石井一久氏「息子のように…」/球界からも悼む声

石井一久氏

 野村沙知代さん(享年85)の死去を受け、球界からも悼む声が寄せられた。

 星槎国際湘南(神奈川)土屋恵三郎監督は、訃報に絶句しつつ、開口一番「忠克は会えただろうか」と言った。沙知代さんの三男でヤクルト2軍コーチの克則氏(44)の長男の忠克選手は、同校野球部の1年生。「たまたま今日、インフルエンザの影響で、寮生をみんな実家に帰したんです」と続けた。入学時には人づてながら、沙知代さんから「土屋監督の下で野球をやらせられて安心です」と言われたという。

 沙知代さんがオーナーを務めた野球チーム・港東ムースから、G・G・佐藤が当時監督を務めた桐蔭学園に入学するなど、親交があった。「お弁当を確認して食べさせたり、お餅に納豆をのせて食べさせたり、とにかく野球に情熱をもって指導していた方。来年には忠克の活躍を見られるんじゃないかと、楽しみにしていたのですが。ご冥福をお祈りします」と話した。

<球界関係者のコメント>

 ◆広瀬叔功氏(南海時代、野村氏とチームメート) お互い年を取ったので、同年代の人たちが亡くなっていくのは寂しい。ノムやんも気を落とさないで、しっかり生きていきましょう。

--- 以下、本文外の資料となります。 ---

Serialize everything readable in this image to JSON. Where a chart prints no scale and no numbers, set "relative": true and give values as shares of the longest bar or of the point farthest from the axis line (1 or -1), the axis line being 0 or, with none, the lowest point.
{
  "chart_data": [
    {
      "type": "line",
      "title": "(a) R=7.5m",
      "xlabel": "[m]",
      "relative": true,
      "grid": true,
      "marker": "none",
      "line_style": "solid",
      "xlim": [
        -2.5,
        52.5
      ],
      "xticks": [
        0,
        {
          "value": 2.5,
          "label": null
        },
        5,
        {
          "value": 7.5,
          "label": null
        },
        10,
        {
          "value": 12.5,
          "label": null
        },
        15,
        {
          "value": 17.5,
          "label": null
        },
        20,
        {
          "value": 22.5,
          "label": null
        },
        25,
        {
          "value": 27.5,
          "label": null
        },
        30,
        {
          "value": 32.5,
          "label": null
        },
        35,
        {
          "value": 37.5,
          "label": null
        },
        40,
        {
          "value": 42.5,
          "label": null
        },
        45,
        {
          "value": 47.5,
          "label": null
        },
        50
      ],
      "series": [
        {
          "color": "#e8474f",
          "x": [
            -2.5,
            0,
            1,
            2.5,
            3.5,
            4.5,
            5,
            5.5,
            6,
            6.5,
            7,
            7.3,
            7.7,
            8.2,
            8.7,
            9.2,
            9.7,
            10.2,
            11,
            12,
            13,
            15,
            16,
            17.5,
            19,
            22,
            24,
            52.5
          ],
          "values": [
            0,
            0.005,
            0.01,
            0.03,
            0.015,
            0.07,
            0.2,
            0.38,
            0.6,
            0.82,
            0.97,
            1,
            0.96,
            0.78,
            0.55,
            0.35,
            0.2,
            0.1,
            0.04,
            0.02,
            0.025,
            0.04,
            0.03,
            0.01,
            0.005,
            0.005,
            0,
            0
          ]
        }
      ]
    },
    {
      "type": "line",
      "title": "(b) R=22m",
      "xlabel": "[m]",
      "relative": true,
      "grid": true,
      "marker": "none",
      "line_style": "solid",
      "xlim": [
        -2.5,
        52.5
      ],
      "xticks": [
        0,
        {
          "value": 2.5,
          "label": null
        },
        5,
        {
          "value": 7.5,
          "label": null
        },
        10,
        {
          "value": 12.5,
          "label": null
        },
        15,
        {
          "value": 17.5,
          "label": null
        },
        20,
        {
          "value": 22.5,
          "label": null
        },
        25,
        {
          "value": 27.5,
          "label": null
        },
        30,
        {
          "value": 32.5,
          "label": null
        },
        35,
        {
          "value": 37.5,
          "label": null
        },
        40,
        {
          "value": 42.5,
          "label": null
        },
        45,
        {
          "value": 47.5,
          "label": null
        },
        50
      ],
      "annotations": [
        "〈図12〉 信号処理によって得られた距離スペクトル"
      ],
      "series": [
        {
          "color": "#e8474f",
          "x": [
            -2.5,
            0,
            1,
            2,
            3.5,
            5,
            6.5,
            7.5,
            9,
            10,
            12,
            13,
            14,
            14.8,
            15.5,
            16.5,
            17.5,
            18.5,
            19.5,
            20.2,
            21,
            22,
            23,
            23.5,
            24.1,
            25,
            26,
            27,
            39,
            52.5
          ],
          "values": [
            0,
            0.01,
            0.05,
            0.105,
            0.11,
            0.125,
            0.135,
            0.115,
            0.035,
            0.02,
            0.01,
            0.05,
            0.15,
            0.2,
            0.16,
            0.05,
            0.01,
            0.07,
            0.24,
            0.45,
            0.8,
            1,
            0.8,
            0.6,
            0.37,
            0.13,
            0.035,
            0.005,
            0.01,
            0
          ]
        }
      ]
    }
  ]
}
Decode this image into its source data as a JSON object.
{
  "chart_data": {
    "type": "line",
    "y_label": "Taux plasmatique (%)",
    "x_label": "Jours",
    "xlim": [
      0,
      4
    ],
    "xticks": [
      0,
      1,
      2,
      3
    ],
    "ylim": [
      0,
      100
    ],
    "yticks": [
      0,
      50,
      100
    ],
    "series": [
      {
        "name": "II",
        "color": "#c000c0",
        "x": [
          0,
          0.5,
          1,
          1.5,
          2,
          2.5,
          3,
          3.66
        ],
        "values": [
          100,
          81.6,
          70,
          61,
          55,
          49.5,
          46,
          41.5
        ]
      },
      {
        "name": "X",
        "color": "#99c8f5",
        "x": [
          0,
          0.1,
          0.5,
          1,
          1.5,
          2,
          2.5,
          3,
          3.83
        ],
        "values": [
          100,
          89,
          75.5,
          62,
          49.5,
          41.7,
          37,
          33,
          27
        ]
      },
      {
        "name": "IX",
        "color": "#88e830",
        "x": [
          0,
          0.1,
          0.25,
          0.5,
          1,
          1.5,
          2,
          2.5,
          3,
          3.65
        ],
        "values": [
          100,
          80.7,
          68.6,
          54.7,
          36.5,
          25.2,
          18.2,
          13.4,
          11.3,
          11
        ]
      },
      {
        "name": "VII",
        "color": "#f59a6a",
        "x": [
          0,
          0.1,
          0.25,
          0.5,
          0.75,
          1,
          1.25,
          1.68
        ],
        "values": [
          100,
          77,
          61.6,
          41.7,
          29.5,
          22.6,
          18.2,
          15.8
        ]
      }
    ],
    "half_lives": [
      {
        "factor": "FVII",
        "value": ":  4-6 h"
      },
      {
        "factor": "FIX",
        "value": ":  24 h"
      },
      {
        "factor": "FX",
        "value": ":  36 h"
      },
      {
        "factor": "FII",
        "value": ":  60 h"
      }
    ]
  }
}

 ◆松井優典氏(ヤクルト、阪神、楽天で野村監督の参謀) 今年、足の骨折で入院して花を送ったら電話が来た。元気そうな声で安心したんだけど。中元の礼状も今年もらったし。いろんなところで助けてくれた。寂しい。

 ◆野球評論家で元ヤクルトの古田敦也氏(野村監督の指導で球界を代表する捕手に) いつも明るく激励していただきました。アンタが頑張らなきゃ勝てないんだから、しっかりしないと、と。ご冥福をお祈りします。

 ◆楽天池山2軍監督 ヤクルト時代、そして楽天イーグルスにコーチとして来てからも大変お世話になりました。いつもお会いするたびに「克則よろしくね」と言われていたことを思い出します。

 ◆野球解説者で元ヤクルト石井一久氏(入団時の監督が野村監督) 沙知代夫人には、入団した時から他の選手以上に気にかけてもらい、克則と同い年だったこともあり、息子のようにかわいがってもらった思い出があります。最近はお会いできていませんでしたが、とても残念です。